Elian stayed hidden in the shadows, watching in silence as the children slaughtered each other.
He didn't move or even breathe too loudly, just waited. Until finally, only one of them remained.
The last boy stood over the others. His chest heaving with quick breaths and his sword soaked with the blood of his friends.
His body was covered in cuts, his clothes were torn, his face splattered with blood, but he was grinning.
The dim scattered glow of the orange chest crystals on the ground cast enough light for Elian to see the eerie expression stretched across the survivor's face.
Then the boy reached toward the soft white glow—the Relic—and the moment his fingers touched it, his entire body was swallowed by its light.
The brilliance lasted only a few seconds. When it faded he was still there, standing tall.
He looked down at his arms in disbelief and laughed.
"HAHAHAHAHA!"
His wounds had vanished. His skin was smooth where it had been torn just moments ago.
"I got one! I got a Relic!" he mumbled in dazed joy, then let out a shaky laugh.
But the laughter died a moment later.
His body went stiff as he slowly turned his head. His gaze scanned the blood-soaked floor and the broken corpses of the other children who had once been his allies.

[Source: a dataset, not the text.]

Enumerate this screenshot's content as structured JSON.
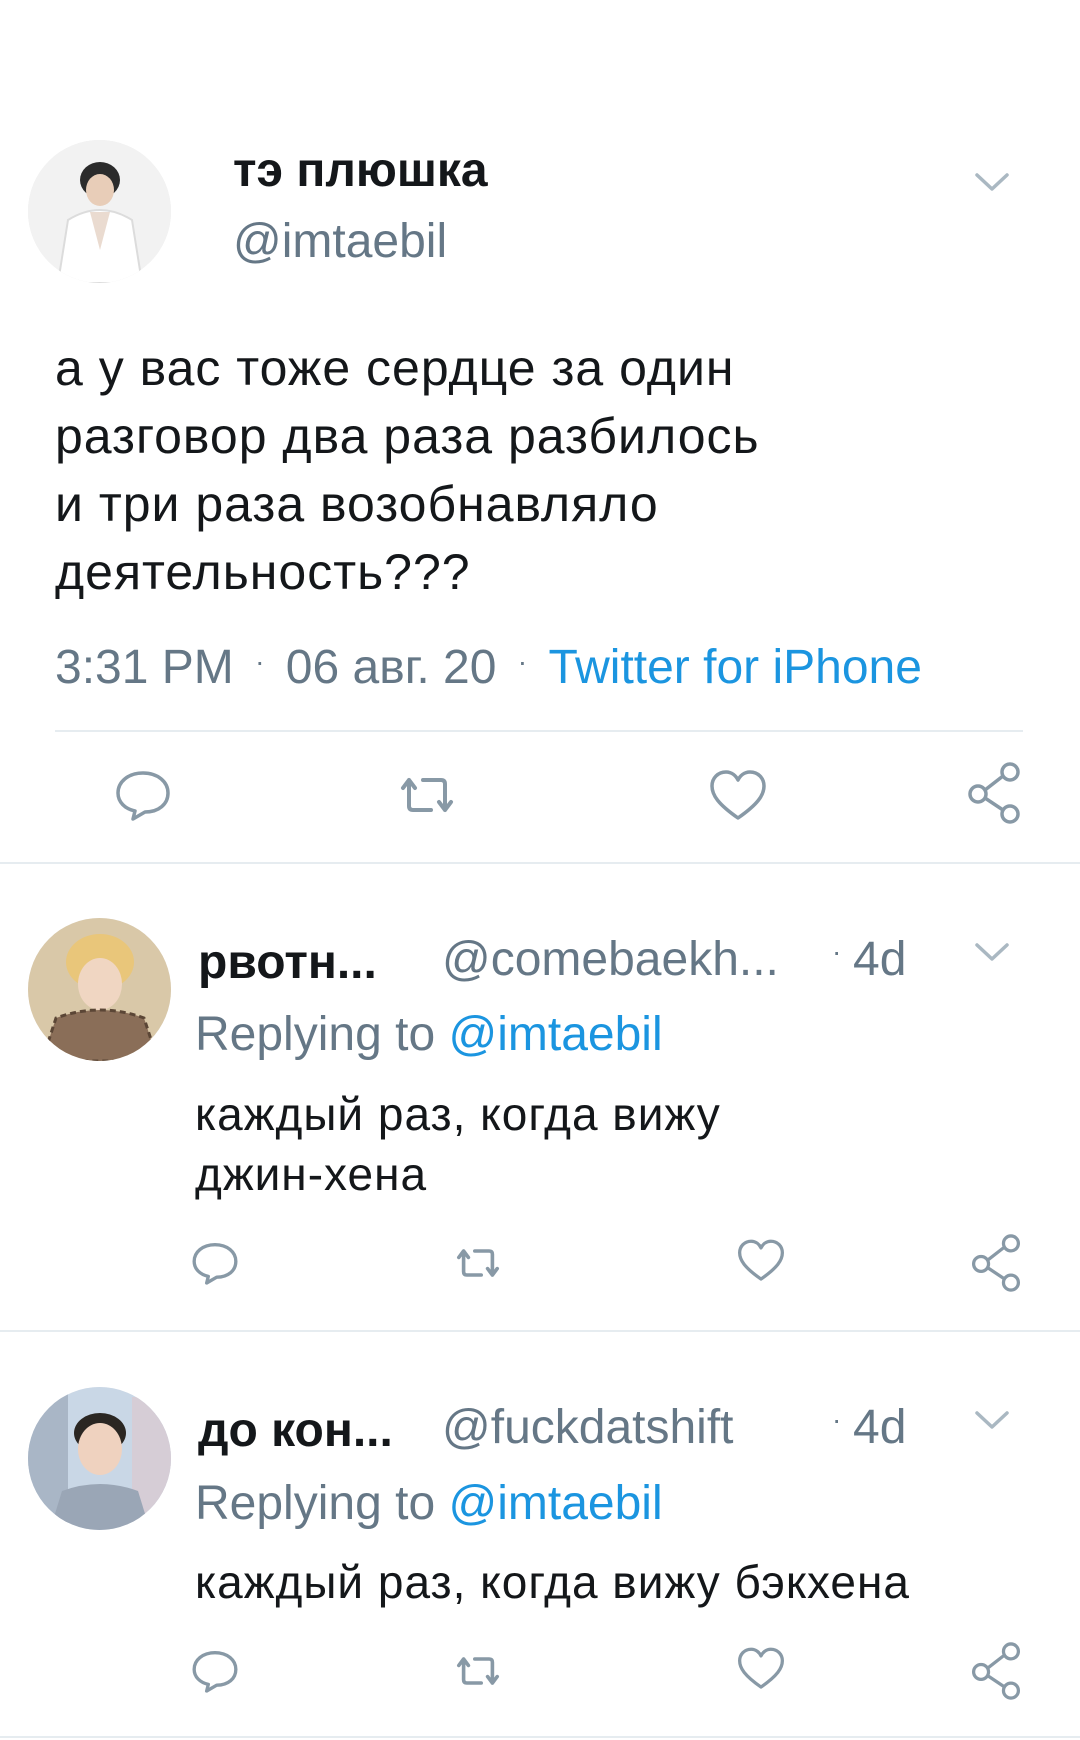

The realization hit him like he was just seeing them for the first time. His knees buckled and he collapsed onto the ground. A choked sob escaped his throat as tears poured out and mixed with the blood on his face.

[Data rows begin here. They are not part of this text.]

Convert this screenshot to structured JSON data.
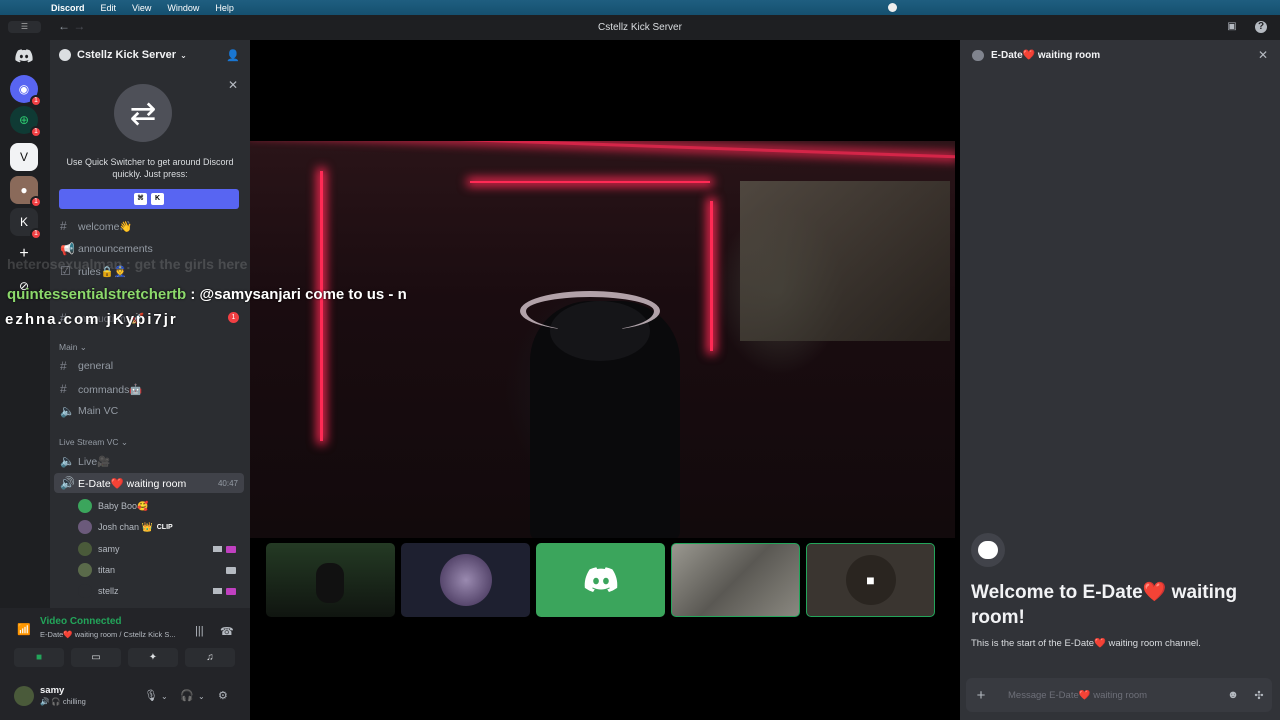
{
  "menubar": {
    "app": "Discord",
    "items": [
      "Edit",
      "View",
      "Window",
      "Help"
    ]
  },
  "titlebar": {
    "title": "Cstellz Kick Server"
  },
  "server": {
    "name": "Cstellz Kick Server"
  },
  "quick_switcher": {
    "text": "Use Quick Switcher to get around Discord quickly. Just press:",
    "keys": [
      "⌘",
      "K"
    ]
  },
  "channels": {
    "welcome": "welcome👋",
    "announcements": "announcements",
    "rules": "rules🔒👮",
    "hidden": "instructions🚀",
    "hidden_badge": "1",
    "category_main": "Main",
    "general": "general",
    "commands": "commands🤖",
    "main_vc": "Main VC",
    "category_live": "Live Stream VC",
    "live": "Live🎥",
    "active_vc": "E-Date❤️ waiting room",
    "active_vc_time": "40:47"
  },
  "voice_users": [
    {
      "name": "Baby Boo🥰",
      "color": "#3ba55c"
    },
    {
      "name": "Josh chan 👑",
      "clip": "CLIP",
      "color": "#6b5a7b"
    },
    {
      "name": "samy",
      "color": "#4a5a3a"
    },
    {
      "name": "titan",
      "color": "#5a6a4a"
    },
    {
      "name": "stellz",
      "color": "#2b2d31"
    }
  ],
  "overlay": {
    "faded": "heterosexualman : get the girls here",
    "user": "quintessentialstretchertb",
    "message": " : @samysanjari come to us - n",
    "line3": "ezhna.com jKypi7jr"
  },
  "voice_panel": {
    "title": "Video Connected",
    "subtitle": "E-Date❤️ waiting room / Cstellz Kick S..."
  },
  "user": {
    "name": "samy",
    "status": "chilling"
  },
  "chat": {
    "header": "E-Date❤️ waiting room",
    "welcome_title": "Welcome to E-Date❤️ waiting room!",
    "welcome_sub": "This is the start of the E-Date❤️ waiting room channel.",
    "placeholder": "Message E-Date❤️ waiting room"
  },
  "colors": {
    "accent": "#5865f2",
    "green": "#23a55a",
    "neon": "#ff2a55"
  }
}
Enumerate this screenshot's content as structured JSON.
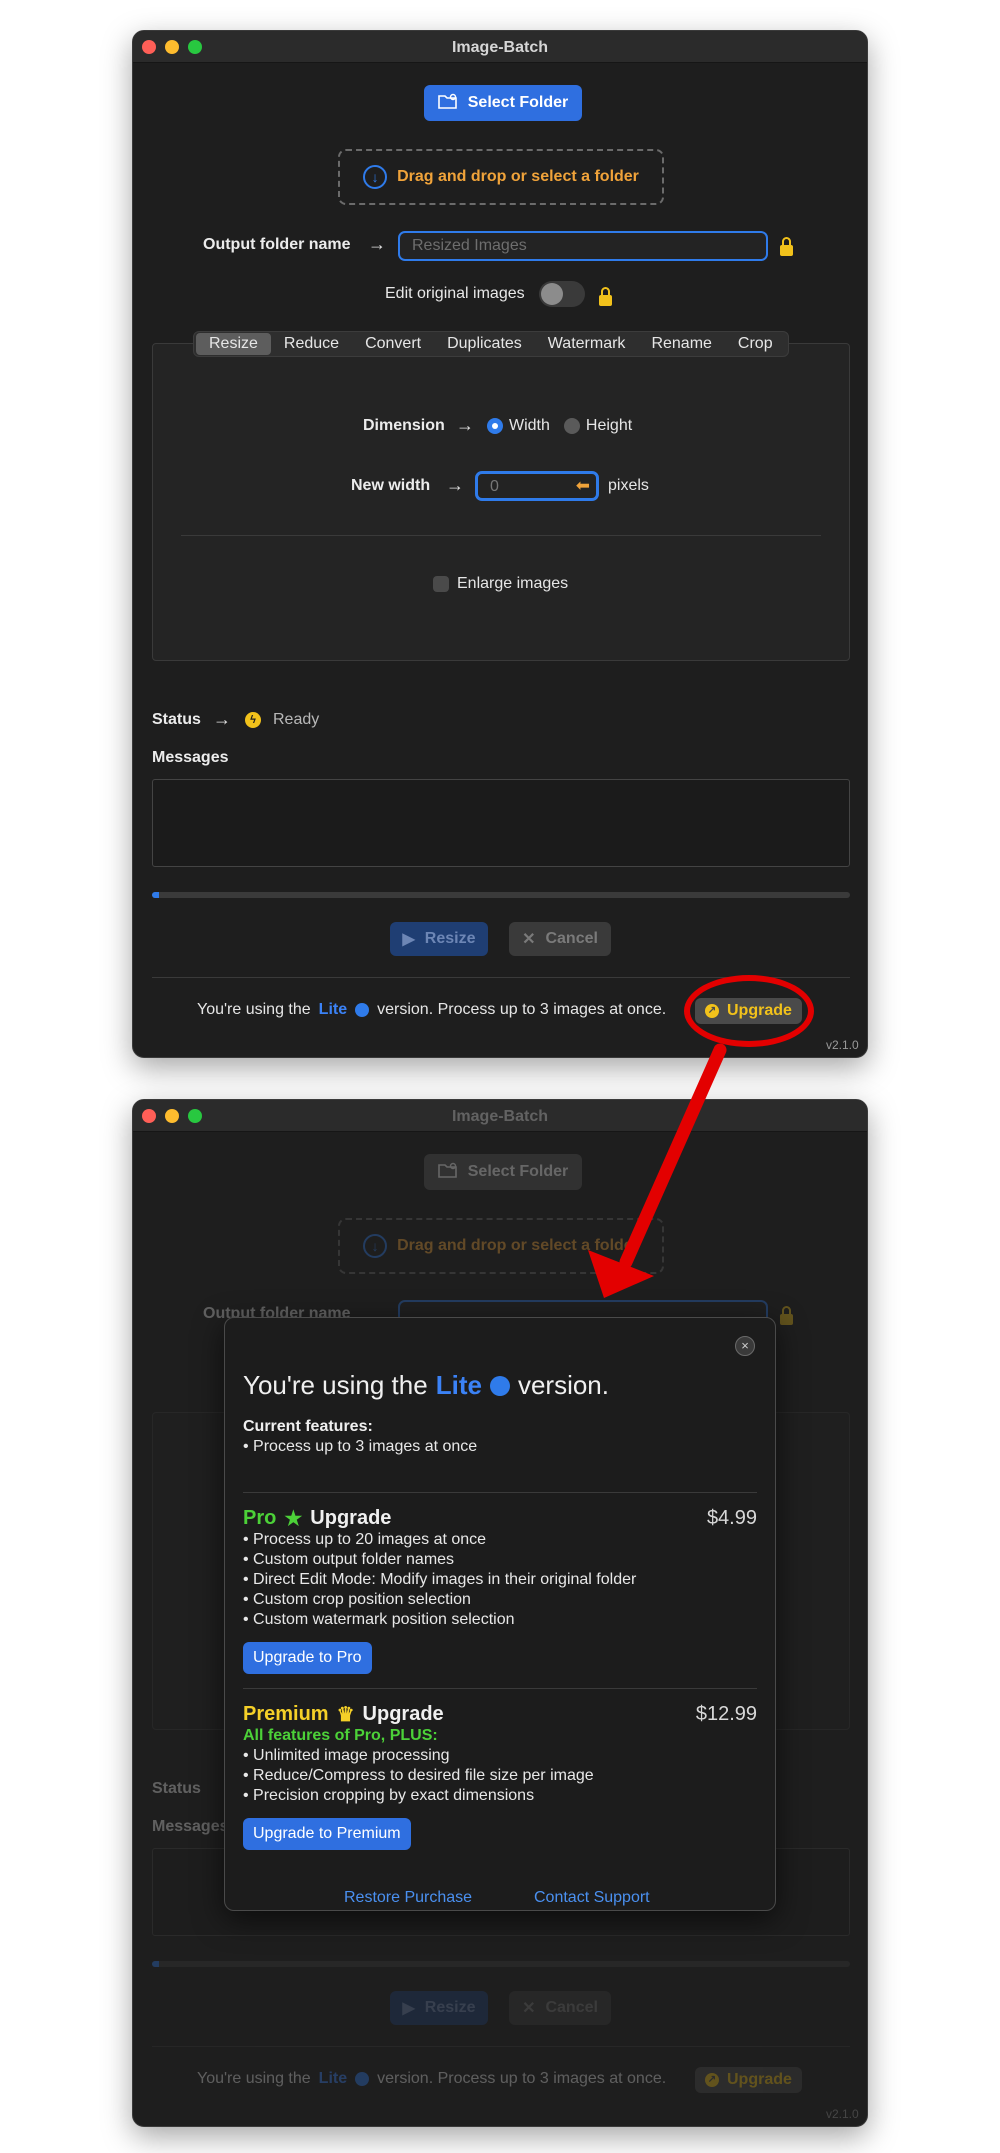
{
  "app": {
    "title": "Image-Batch",
    "select_folder": "Select Folder",
    "drop_text": "Drag and drop or select a folder",
    "output_label": "Output folder name",
    "output_placeholder": "Resized Images",
    "edit_original_label": "Edit original images",
    "tabs": [
      "Resize",
      "Reduce",
      "Convert",
      "Duplicates",
      "Watermark",
      "Rename",
      "Crop"
    ],
    "selected_tab": "Resize",
    "dimension_label": "Dimension",
    "radio_width": "Width",
    "radio_height": "Height",
    "new_width_label": "New width",
    "new_width_value": "0",
    "pixels_label": "pixels",
    "enlarge_label": "Enlarge images",
    "status_label": "Status",
    "status_value": "Ready",
    "messages_label": "Messages",
    "resize_button": "Resize",
    "cancel_button": "Cancel",
    "footer_prefix": "You're using the",
    "footer_lite": "Lite",
    "footer_suffix": "version. Process up to 3 images at once.",
    "upgrade_button": "Upgrade",
    "version": "v2.1.0"
  },
  "modal": {
    "title_prefix": "You're using the",
    "title_lite": "Lite",
    "title_suffix": "version.",
    "current_heading": "Current features:",
    "current_items": [
      "• Process up to 3 images at once"
    ],
    "pro_name": "Pro",
    "pro_upgrade": "Upgrade",
    "pro_price": "$4.99",
    "pro_items": [
      "• Process up to 20 images at once",
      "• Custom output folder names",
      "• Direct Edit Mode: Modify images in their original folder",
      "• Custom crop position selection",
      "• Custom watermark position selection"
    ],
    "pro_button": "Upgrade to Pro",
    "premium_name": "Premium",
    "premium_upgrade": "Upgrade",
    "premium_price": "$12.99",
    "premium_subheading": "All features of Pro, PLUS:",
    "premium_items": [
      "• Unlimited image processing",
      "• Reduce/Compress to desired file size per image",
      "• Precision cropping by exact dimensions"
    ],
    "premium_button": "Upgrade to Premium",
    "restore_link": "Restore Purchase",
    "support_link": "Contact Support",
    "close_icon": "×"
  },
  "colors": {
    "accent_blue": "#2f6fe0",
    "annotation_red": "#e30000",
    "upgrade_yellow": "#f2c21b",
    "pro_green": "#4cd138"
  },
  "progress_fraction": 0.01
}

From a distance, Elian watched it all with a grimace etched across his face.
His hands clenched tighter around the hilt of his sword. None of the teachers had ever said anything about this! About Relics turning people against each other. About battles where the enemy wasn't a monster but your own kind!
But then he remembered that this was the Grave Realm.
Elian exhaled slowly, bitterness creeping into his breath.
In this dark and twisted world, things like this weren't surprising. Maybe someday or even a few hours later he would have to kill another human for a Relic.
He didn't want to. But if he wanted to survive and ever wanted to escape poverty and live a better life, he might not have a choice.
Still, that day wasn't today.
He couldn't take the Relic from the boy, not even if he was somehow able to kill him. A first Relic would always bind itself to the one who first claimed it.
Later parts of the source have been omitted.